Step-by-Step Analysis: How Saros Functions as a Roguelike
Step 1: Identify the Core Roguelike Elements
Saros contains the hallmarks of a roguelike:
- Procedural level design: Each run generates a new suite of environments with shifting threats.
- Randomized loot: Weapons, resources, and perks appear unpredictably across runs.
- Permadeath: If the player dies, the run ends (with partial retention of meta-progression).
These features place Saros firmly in the roguelike category—even if Housemarque avoids the term.
Step 2: Contrast with Returnal’s Roguelike Implementation
Returnal embraced roguelike randomness fully: runs could drastically differ, and death sent you back to the beginning with only story progress saved. Saros parses these elements back. For example:
- Less punishing death: You may keep more upgrades and progress between runs.
- More curated weapon drops: Instead of fully random, some items appear in fixed locations or by unlocking through achievements.
- Reduced emphasis on run-based narrative: Story triggers are more deterministic, breaking the roguelike tradition of lore-through-repetition.
Step 3: Examine Developer Ambivalence
In an interview with Game Informer, Silvestri said labels are “ephemeral” and it’s “hard for [him] to categorize Saros” because they “didn't set out to be in a genre or defy a genre.” Louden admitted the game has “rogue elements” but remained elusive. This deliberate ambiguity suggests Housemarque wants to broaden appeal beyond hardcore roguelike fans—potentially diluting the genre’s core tension.

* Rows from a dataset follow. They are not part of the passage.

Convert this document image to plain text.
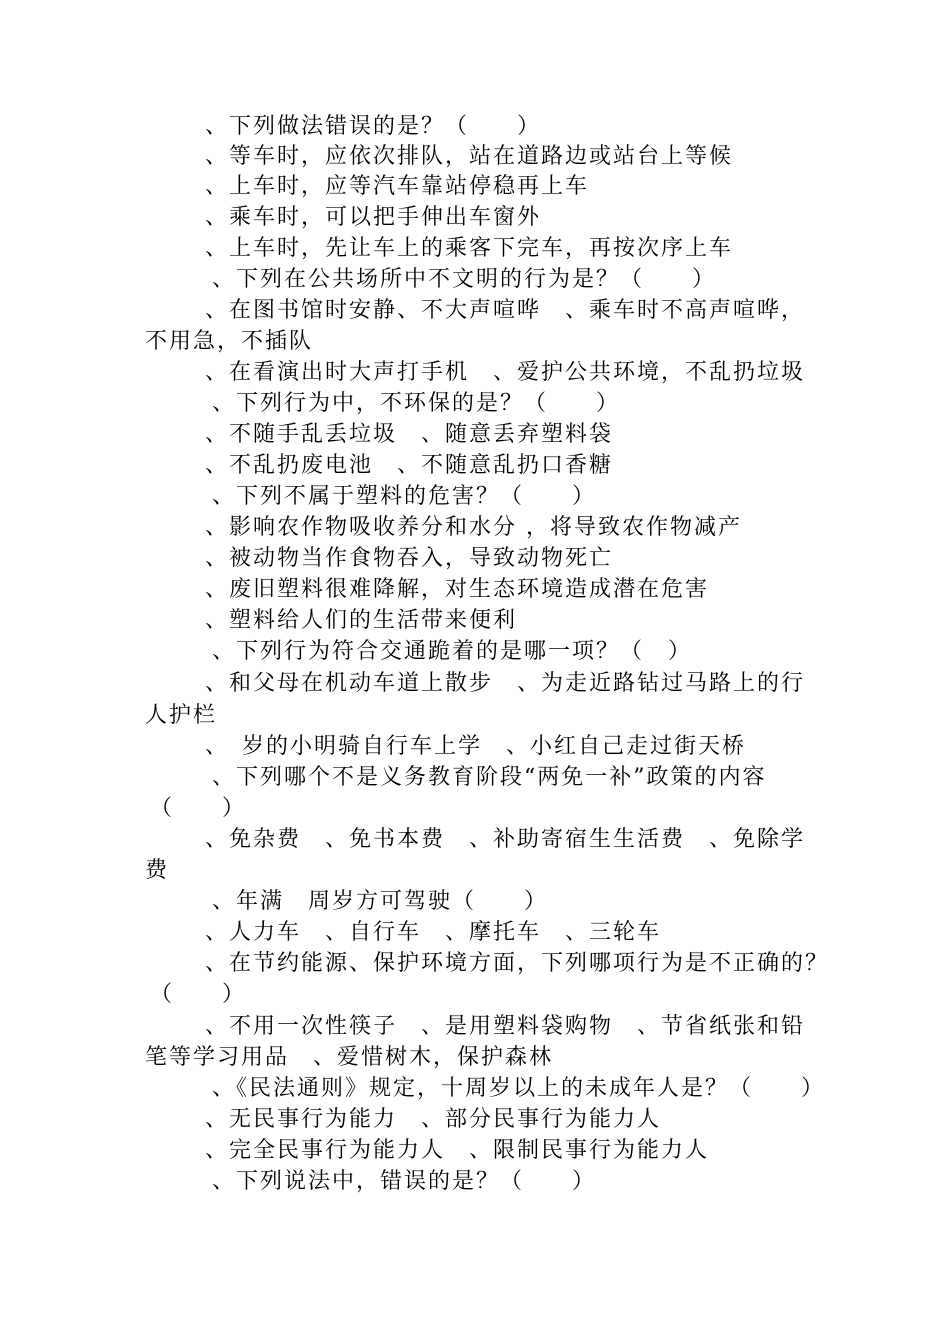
、下列做法错误的是？（　　）
、等车时，应依次排队，站在道路边或站台上等候
、上车时，应等汽车靠站停稳再上车
、乘车时，可以把手伸出车窗外
、上车时，先让车上的乘客下完车，再按次序上车
、下列在公共场所中不文明的行为是？（　　）
、在图书馆时安静、不大声喧哗　、乘车时不高声喧哗，
不用急，不插队
、在看演出时大声打手机　、爱护公共环境，不乱扔垃圾
、下列行为中，不环保的是？（　　）
、不随手乱丢垃圾　、随意丢弃塑料袋
、不乱扔废电池　、不随意乱扔口香糖
、下列不属于塑料的危害？（　　）
、影响农作物吸收养分和水分 ，将导致农作物减产
、被动物当作食物吞入，导致动物死亡
、废旧塑料很难降解，对生态环境造成潜在危害
、塑料给人们的生活带来便利
、下列行为符合交通跪着的是哪一项？（　）
、和父母在机动车道上散步　、为走近路钻过马路上的行
人护栏
、　岁的小明骑自行车上学　、小红自己走过街天桥
、下列哪个不是义务教育阶段“两免一补”政策的内容
（　　）
、免杂费　、免书本费　、补助寄宿生生活费　、免除学
费
、年满　周岁方可驾驶（　　）
、人力车　、自行车　、摩托车　、三轮车
、在节约能源、保护环境方面，下列哪项行为是不正确的？
（　　）
、不用一次性筷子　、是用塑料袋购物　、节省纸张和铅
笔等学习用品　、爱惜树木，保护森林
、《民法通则》规定，十周岁以上的未成年人是？（　　）
、无民事行为能力　、部分民事行为能力人
、完全民事行为能力人　、限制民事行为能力人
、下列说法中，错误的是？（　　）
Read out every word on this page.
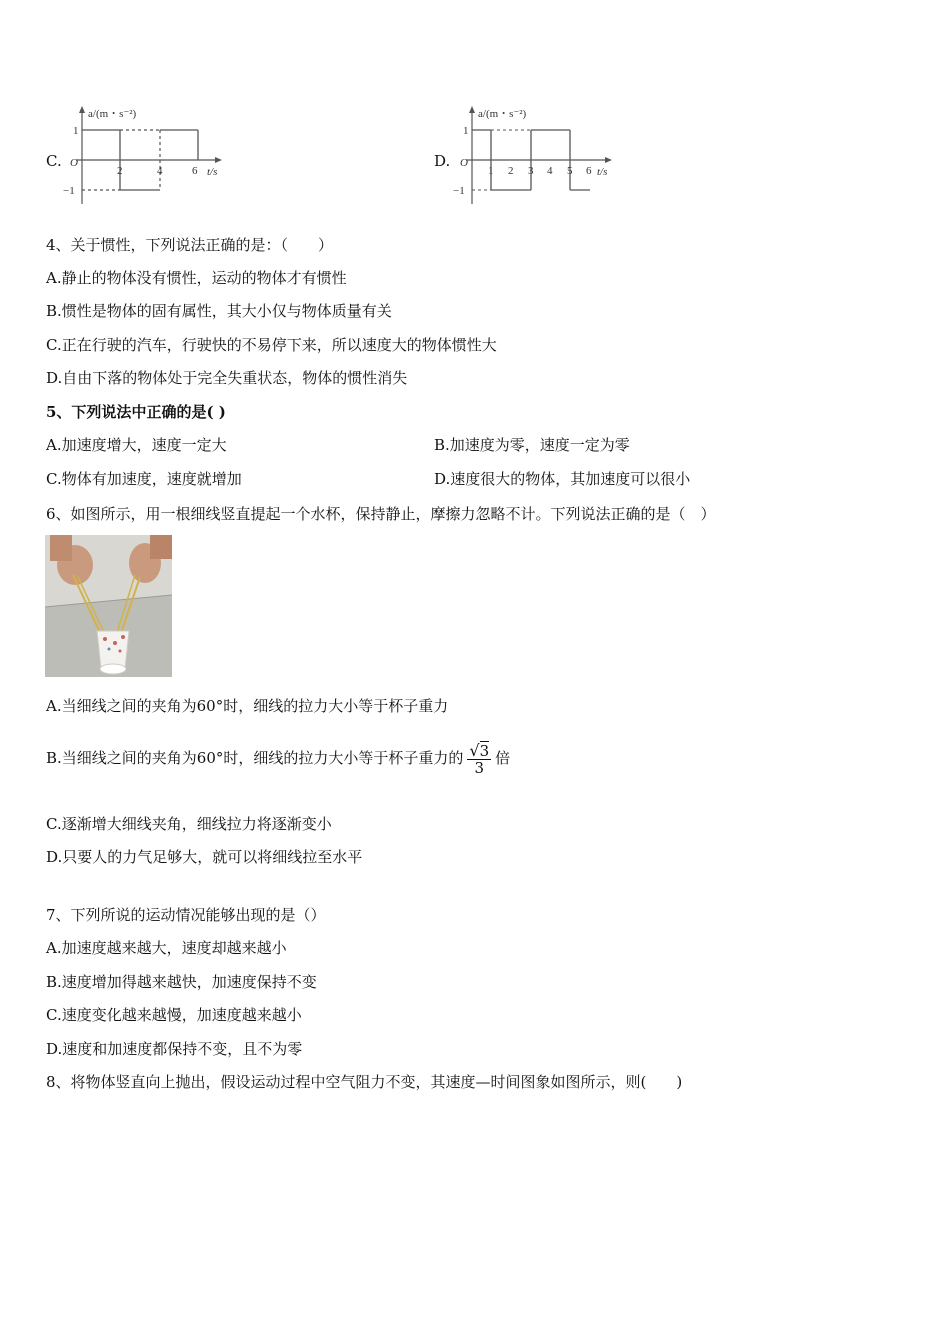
C.
a/(m・s⁻²)
t/s
O
1
−1
2	4	6
D.
a/(m・s⁻²)
t/s
O
1
−1
1 2 3 4 5 6
4、关于惯性，下列说法正确的是：（　　）
A.静止的物体没有惯性，运动的物体才有惯性
B.惯性是物体的固有属性，其大小仅与物体质量有关
C.正在行驶的汽车，行驶快的不易停下来，所以速度大的物体惯性大
D.自由下落的物体处于完全失重状态，物体的惯性消失
5、下列说法中正确的是( )
A.加速度增大，速度一定大	B.加速度为零，速度一定为零
C.物体有加速度，速度就增加	D.速度很大的物体，其加速度可以很小
6、如图所示，用一根细线竖直提起一个水杯，保持静止，摩擦力忽略不计。下列说法正确的是（　）
A.当细线之间的夹角为60°时，细线的拉力大小等于杯子重力
B.当细线之间的夹角为60°时，细线的拉力大小等于杯子重力的 $\frac{√3}{3}$ 倍
C.逐渐增大细线夹角，细线拉力将逐渐变小
D.只要人的力气足够大，就可以将细线拉至水平
7、下列所说的运动情况能够出现的是（）
A.加速度越来越大，速度却越来越小
B.速度增加得越来越快，加速度保持不变
C.速度变化越来越慢，加速度越来越小
D.速度和加速度都保持不变，且不为零
8、将物体竖直向上抛出，假设运动过程中空气阻力不变，其速度—时间图象如图所示，则(　　)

Step 4: Diagnose the Discordance
The result is a split identity: Saros is technically a roguelike, yet it rejects the genre’s punishing, unpredictable nature. Fans of Returnal may feel betrayed, while newcomers might find the lighter rules confusing. For game designers, this is a case study in how genre compliance doesn’t guarantee cohesion.
Common Mistakes
- Mistaking label avoidance for innovation: Not calling a game a roguelike doesn’t remove its roguelike characteristics—it can confuse players about expectations.

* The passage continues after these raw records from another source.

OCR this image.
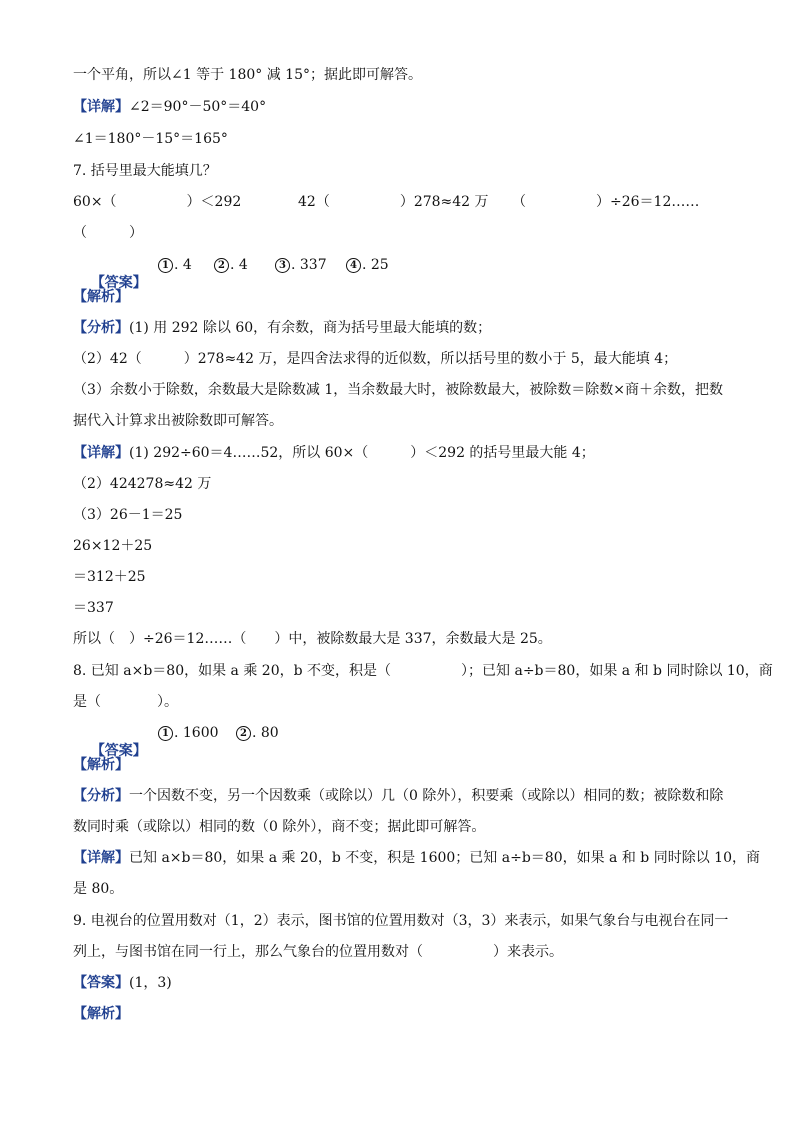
一个平角，所以∠1 等于 180° 减 15°；据此即可解答。
【详解】∠2＝90°－50°＝40°
∠1＝180°－15°＝165°
7. 括号里最大能填几？
60×（　　　　　）＜292	42（　　　　　）278≈42 万 （　　　　　）÷26＝12……
（　　　）

【答案】

1 . 4	2 . 4	3 . 337	4 . 25
【解析】
【分析】(1) 用 292 除以 60，有余数，商为括号里最大能填的数；
（2）42（　　　）278≈42 万，是四舍法求得的近似数，所以括号里的数小于 5，最大能填 4；
（3）余数小于除数，余数最大是除数减 1，当余数最大时，被除数最大，被除数＝除数×商＋余数，把数
据代入计算求出被除数即可解答。
【详解】(1) 292÷60＝4……52，所以 60×（　　　）＜292 的括号里最大能 4；
（2）424278≈42 万
（3）26－1＝25
26×12＋25
＝312＋25
＝337
所以（　）÷26＝12……（　　）中，被除数最大是 337，余数最大是 25。
8. 已知 a×b＝80，如果 a 乘 20，b 不变，积是（　　　　　）；已知 a÷b＝80，如果 a 和 b 同时除以 10，商
是（　　　　）。

【答案】

1 . 1600	2 . 80
【解析】
【分析】一个因数不变，另一个因数乘（或除以）几（0 除外），积要乘（或除以）相同的数；被除数和除
数同时乘（或除以）相同的数（0 除外），商不变；据此即可解答。
【详解】已知 a×b＝80，如果 a 乘 20，b 不变，积是 1600；已知 a÷b＝80，如果 a 和 b 同时除以 10，商
是 80。
9. 电视台的位置用数对（1，2）表示，图书馆的位置用数对（3，3）来表示，如果气象台与电视台在同一
列上，与图书馆在同一行上，那么气象台的位置用数对（　　　　　）来表示。
【答案】(1，3)
【解析】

- Assuming all roguelike elements must be uniformly punishing: Some variation is fine, but Saros’s cuts undermine the run-to-run tension that defines the genre.

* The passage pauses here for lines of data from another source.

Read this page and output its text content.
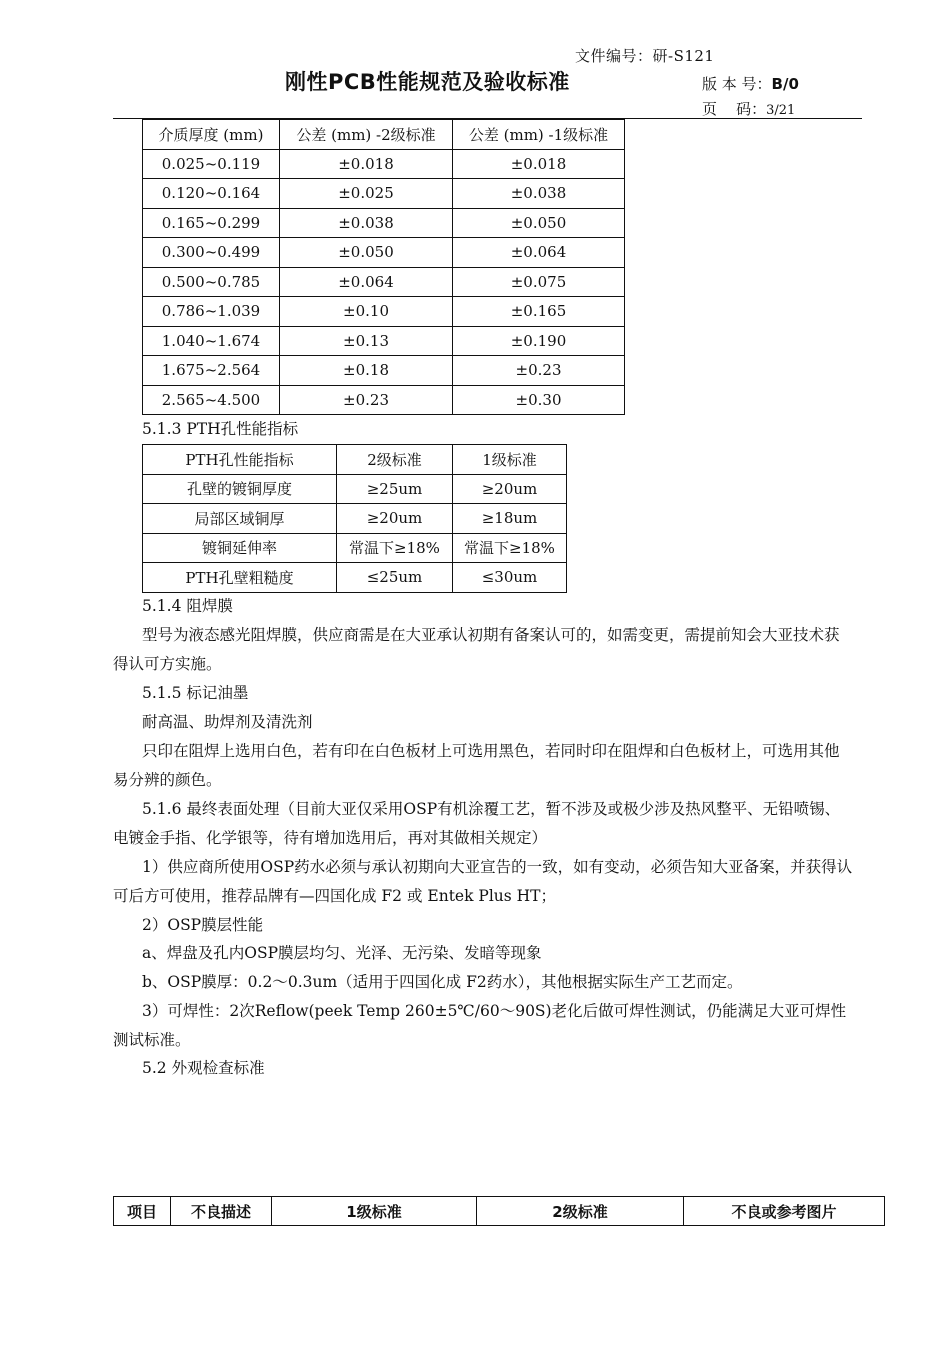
文件编号：研-S121
刚性PCB性能规范及验收标准	版 本 号：B/0
页    码：3/21
介质厚度 (mm)	公差 (mm) -2级标准	公差 (mm) -1级标准
0.025~0.119	±0.018	±0.018
0.120~0.164	±0.025	±0.038
0.165~0.299	±0.038	±0.050
0.300~0.499	±0.050	±0.064
0.500~0.785	±0.064	±0.075
0.786~1.039	±0.10	±0.165
1.040~1.674	±0.13	±0.190
1.675~2.564	±0.18	±0.23
2.565~4.500	±0.23	±0.30
5.1.3 PTH孔性能指标
PTH孔性能指标	2级标准	1级标准
孔壁的镀铜厚度	≥25um	≥20um
局部区域铜厚	≥20um	≥18um
镀铜延伸率	常温下≥18%	常温下≥18%
PTH孔壁粗糙度	≤25um	≤30um
5.1.4 阻焊膜
型号为液态感光阻焊膜，供应商需是在大亚承认初期有备案认可的，如需变更，需提前知会大亚技术获得认可方实施。
5.1.5 标记油墨
耐高温、助焊剂及清洗剂
只印在阻焊上选用白色，若有印在白色板材上可选用黑色，若同时印在阻焊和白色板材上，可选用其他易分辨的颜色。
5.1.6 最终表面处理（目前大亚仅采用OSP有机涂覆工艺，暂不涉及或极少涉及热风整平、无铅喷锡、电镀金手指、化学银等，待有增加选用后，再对其做相关规定）
1）供应商所使用OSP药水必须与承认初期向大亚宣告的一致，如有变动，必须告知大亚备案，并获得认可后方可使用，推荐品牌有—四国化成 F2 或 Entek Plus HT；
2）OSP膜层性能
a、焊盘及孔内OSP膜层均匀、光泽、无污染、发暗等现象
b、OSP膜厚：0.2～0.3um（适用于四国化成 F2药水），其他根据实际生产工艺而定。
3）可焊性：2次Reflow(peek Temp 260±5℃/60～90S)老化后做可焊性测试，仍能满足大亚可焊性测试标准。
5.2 外观检查标准
项目	不良描述	1级标准	2级标准	不良或参考图片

- Ignoring the historical context: Housemarque’s arcade roots explain their discomfort with rigid genres, but Saros’s design feels reactive rather than deliberate.
Summary
Saros is a roguelike that hesitates to own its identity. It includes procedural levels, randomized loot, and permadeath, yet purposefully scales back the genre’s core tension and permanence. The developers’ reluctance to label it mirrors the game’s internal conflict—a spiritual sequel that ambivalently rejects its predecessor’s foundation. For players and designers, Saros offers lessons in how genres constrain and liberate, and why a game can be technically a roguelike while feeling like anything but.